Considering, though, how few modern naval combat titles there are out there, its appeal should actually be broader than the niche it resides in. If you’re a fan of this genre you’re probably a fan of Harpoon, and therefore you won’t help but to judge this title through the lens that Harpoon offered you before. Because this title is simplified compared to its giant cousin, it’s probably going to get derision from the more hardcore ‘Poon’ players. As one of ‘those guys,’ I can’t help but to say that despite the negatives in this title, its positives were enough to keep me coming back to it to ‘try one more time.’ The price tag—twenty bucks—makes it approachable for the casual gamer; the gameplay is simple enough for said casual gamer to get right into it.
Review written by: Michael Eckenfels
About Michael Eckenfels
Michael Eckenfels is an instructional designer, technical writer, and editor with the third largest blood banking non-profit company in the United States. He’s had many jobs prior to this in his attempt to “find out what he wants to be when he grows up,” including paramedic, travel agent, airline flight/weight-and-balance manager, and actor.
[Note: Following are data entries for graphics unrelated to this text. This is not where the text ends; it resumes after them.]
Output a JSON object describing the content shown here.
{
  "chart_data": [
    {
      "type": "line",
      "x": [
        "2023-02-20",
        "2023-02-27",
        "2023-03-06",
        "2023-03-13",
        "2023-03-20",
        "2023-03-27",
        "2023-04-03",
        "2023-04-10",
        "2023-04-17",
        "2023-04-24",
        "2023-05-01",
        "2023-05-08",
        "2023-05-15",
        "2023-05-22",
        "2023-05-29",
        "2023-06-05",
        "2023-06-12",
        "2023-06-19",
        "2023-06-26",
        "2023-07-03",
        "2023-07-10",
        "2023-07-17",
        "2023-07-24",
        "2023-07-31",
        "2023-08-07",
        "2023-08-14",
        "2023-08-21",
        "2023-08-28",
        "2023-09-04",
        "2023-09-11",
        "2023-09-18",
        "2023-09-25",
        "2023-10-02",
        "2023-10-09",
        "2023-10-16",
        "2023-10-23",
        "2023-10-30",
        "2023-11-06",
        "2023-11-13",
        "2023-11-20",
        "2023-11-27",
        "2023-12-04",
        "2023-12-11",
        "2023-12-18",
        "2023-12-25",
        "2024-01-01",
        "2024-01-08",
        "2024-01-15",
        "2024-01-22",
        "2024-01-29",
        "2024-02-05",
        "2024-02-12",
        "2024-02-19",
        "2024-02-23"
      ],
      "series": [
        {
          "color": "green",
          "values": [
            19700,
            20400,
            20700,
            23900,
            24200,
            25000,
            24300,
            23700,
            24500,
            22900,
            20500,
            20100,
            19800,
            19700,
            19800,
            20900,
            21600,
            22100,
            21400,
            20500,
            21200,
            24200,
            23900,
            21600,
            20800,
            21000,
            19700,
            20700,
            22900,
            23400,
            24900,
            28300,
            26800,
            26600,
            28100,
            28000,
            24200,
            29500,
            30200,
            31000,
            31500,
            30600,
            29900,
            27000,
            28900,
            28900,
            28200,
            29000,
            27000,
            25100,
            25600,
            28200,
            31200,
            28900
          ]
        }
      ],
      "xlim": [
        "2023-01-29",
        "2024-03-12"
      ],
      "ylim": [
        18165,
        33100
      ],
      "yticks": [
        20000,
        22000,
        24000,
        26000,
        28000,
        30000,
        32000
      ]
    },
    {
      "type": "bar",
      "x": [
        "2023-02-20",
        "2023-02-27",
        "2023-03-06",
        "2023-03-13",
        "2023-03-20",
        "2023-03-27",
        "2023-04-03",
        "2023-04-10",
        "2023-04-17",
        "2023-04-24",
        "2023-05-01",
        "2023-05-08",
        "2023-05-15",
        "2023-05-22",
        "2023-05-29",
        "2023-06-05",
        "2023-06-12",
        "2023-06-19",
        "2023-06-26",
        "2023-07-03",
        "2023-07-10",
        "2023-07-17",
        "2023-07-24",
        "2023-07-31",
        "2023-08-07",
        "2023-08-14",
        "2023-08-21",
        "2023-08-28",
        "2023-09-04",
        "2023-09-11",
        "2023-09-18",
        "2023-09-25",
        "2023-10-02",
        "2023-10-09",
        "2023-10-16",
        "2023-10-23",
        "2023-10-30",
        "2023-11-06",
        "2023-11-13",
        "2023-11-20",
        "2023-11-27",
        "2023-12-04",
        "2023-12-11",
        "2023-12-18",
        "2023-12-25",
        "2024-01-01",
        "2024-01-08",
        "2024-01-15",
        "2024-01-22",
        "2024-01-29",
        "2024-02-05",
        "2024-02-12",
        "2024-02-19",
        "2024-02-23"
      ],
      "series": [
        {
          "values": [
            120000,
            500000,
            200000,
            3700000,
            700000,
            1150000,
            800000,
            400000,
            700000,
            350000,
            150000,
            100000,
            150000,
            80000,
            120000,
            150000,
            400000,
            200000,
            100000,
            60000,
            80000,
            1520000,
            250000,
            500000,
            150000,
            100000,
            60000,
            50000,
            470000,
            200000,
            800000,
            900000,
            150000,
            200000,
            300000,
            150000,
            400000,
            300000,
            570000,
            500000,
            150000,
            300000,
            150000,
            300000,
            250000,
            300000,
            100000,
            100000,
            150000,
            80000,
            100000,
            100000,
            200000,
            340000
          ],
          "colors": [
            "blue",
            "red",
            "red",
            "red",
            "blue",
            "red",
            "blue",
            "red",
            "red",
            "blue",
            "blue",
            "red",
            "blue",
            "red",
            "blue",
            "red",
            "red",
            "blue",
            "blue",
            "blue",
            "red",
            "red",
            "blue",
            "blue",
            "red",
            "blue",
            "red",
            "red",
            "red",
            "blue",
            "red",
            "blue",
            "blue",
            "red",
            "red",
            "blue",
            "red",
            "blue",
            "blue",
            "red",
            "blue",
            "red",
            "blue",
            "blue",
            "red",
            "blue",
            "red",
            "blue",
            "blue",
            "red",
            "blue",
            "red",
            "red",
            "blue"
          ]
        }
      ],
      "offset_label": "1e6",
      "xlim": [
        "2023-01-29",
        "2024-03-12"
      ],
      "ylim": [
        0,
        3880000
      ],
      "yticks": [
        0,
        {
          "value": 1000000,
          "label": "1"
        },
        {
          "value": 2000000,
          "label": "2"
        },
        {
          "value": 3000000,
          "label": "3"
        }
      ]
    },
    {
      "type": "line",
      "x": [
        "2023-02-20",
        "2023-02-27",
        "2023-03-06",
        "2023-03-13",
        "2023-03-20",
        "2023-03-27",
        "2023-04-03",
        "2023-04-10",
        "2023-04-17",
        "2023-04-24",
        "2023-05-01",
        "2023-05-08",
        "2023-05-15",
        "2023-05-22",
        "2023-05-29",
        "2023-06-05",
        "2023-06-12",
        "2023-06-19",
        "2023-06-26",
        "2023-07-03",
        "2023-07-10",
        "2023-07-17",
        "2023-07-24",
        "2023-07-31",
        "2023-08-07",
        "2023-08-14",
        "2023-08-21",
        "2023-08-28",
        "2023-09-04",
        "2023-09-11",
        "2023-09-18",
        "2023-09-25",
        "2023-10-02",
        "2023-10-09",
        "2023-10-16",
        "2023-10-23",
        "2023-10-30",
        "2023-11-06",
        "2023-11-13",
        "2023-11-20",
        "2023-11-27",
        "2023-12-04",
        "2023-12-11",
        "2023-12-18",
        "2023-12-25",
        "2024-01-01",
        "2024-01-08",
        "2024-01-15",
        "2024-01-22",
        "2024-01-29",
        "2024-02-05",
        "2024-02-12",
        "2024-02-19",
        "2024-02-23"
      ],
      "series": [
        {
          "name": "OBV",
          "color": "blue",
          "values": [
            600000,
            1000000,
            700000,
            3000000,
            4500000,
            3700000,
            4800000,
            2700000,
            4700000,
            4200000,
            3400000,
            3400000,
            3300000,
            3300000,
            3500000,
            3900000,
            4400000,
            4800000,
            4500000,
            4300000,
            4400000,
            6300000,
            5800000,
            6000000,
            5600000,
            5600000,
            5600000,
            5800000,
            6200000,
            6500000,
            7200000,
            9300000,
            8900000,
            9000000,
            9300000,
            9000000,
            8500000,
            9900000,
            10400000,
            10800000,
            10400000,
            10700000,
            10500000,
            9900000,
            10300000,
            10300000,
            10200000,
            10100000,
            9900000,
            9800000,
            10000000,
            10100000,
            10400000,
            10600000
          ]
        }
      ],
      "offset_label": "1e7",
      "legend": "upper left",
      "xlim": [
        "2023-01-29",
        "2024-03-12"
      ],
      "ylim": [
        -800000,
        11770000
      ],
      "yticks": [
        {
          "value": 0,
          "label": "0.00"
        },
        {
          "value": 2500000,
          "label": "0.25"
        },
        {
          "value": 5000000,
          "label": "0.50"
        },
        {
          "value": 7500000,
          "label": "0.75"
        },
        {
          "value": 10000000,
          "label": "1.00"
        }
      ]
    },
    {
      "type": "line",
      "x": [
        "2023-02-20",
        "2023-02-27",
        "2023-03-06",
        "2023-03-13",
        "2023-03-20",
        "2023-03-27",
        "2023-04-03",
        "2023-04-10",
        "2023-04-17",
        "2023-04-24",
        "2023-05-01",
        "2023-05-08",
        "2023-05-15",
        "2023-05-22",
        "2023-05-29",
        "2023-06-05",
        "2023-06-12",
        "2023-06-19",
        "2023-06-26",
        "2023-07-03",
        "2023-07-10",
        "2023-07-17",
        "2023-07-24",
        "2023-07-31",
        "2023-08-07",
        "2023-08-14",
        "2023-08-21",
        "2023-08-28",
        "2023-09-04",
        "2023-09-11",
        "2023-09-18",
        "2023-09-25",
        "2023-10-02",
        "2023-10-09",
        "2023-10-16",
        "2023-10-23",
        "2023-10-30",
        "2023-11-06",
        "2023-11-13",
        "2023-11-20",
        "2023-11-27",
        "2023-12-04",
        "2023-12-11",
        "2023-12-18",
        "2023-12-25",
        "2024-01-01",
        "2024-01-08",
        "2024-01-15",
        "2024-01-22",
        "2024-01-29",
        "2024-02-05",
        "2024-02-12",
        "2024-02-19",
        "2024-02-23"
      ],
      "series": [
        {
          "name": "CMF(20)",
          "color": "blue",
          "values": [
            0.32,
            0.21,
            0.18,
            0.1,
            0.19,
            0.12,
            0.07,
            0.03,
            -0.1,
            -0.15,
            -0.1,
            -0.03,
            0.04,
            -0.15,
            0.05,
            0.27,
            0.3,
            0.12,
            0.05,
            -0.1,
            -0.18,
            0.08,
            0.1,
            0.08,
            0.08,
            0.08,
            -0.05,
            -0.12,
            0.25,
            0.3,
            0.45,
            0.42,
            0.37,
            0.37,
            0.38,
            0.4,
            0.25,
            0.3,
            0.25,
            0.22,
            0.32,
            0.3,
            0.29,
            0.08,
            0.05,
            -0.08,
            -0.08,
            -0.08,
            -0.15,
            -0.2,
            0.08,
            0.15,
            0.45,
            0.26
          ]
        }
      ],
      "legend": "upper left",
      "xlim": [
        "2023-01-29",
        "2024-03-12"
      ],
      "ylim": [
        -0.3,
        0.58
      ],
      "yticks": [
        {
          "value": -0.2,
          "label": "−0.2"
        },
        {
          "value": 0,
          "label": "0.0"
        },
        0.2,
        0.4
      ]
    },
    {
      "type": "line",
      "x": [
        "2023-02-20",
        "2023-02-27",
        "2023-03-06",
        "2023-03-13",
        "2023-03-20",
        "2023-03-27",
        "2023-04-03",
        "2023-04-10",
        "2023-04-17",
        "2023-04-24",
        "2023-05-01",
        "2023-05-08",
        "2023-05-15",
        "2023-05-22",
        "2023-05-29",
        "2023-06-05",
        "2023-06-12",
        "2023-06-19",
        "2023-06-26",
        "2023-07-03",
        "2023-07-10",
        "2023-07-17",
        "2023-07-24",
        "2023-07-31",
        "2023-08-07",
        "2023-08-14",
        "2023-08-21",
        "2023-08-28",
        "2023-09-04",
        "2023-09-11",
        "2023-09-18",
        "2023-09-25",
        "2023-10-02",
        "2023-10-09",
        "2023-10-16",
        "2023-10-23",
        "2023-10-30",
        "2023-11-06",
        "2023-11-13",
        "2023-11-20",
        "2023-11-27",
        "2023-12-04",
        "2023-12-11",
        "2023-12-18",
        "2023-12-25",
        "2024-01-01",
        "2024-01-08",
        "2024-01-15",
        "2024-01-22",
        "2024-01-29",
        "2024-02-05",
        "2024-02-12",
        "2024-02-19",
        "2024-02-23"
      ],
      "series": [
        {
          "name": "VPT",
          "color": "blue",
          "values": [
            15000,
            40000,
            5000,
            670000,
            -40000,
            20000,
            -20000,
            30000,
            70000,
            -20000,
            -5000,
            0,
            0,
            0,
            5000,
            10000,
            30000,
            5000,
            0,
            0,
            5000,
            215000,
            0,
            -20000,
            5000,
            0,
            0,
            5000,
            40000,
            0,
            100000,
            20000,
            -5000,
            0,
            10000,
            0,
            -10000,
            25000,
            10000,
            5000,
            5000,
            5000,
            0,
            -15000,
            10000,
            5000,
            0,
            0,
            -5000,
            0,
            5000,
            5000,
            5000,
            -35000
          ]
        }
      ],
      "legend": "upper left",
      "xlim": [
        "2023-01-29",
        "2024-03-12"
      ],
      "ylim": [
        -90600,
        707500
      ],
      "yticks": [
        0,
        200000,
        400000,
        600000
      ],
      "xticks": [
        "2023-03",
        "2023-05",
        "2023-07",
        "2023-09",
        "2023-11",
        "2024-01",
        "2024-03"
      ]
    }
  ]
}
He’s been in feature and short films (one short film went to Sundance in 2010), as well as web series and dozens of stage plays (the most recent of which was the stage version of “The Beverly Hillbillies,” in which he played Jethro). With two kids rapidly approaching driving age and a spouse that more or less hates gaming, he finds great enjoyment in doing these reviews and especially enjoys games that take up the entire dining room table.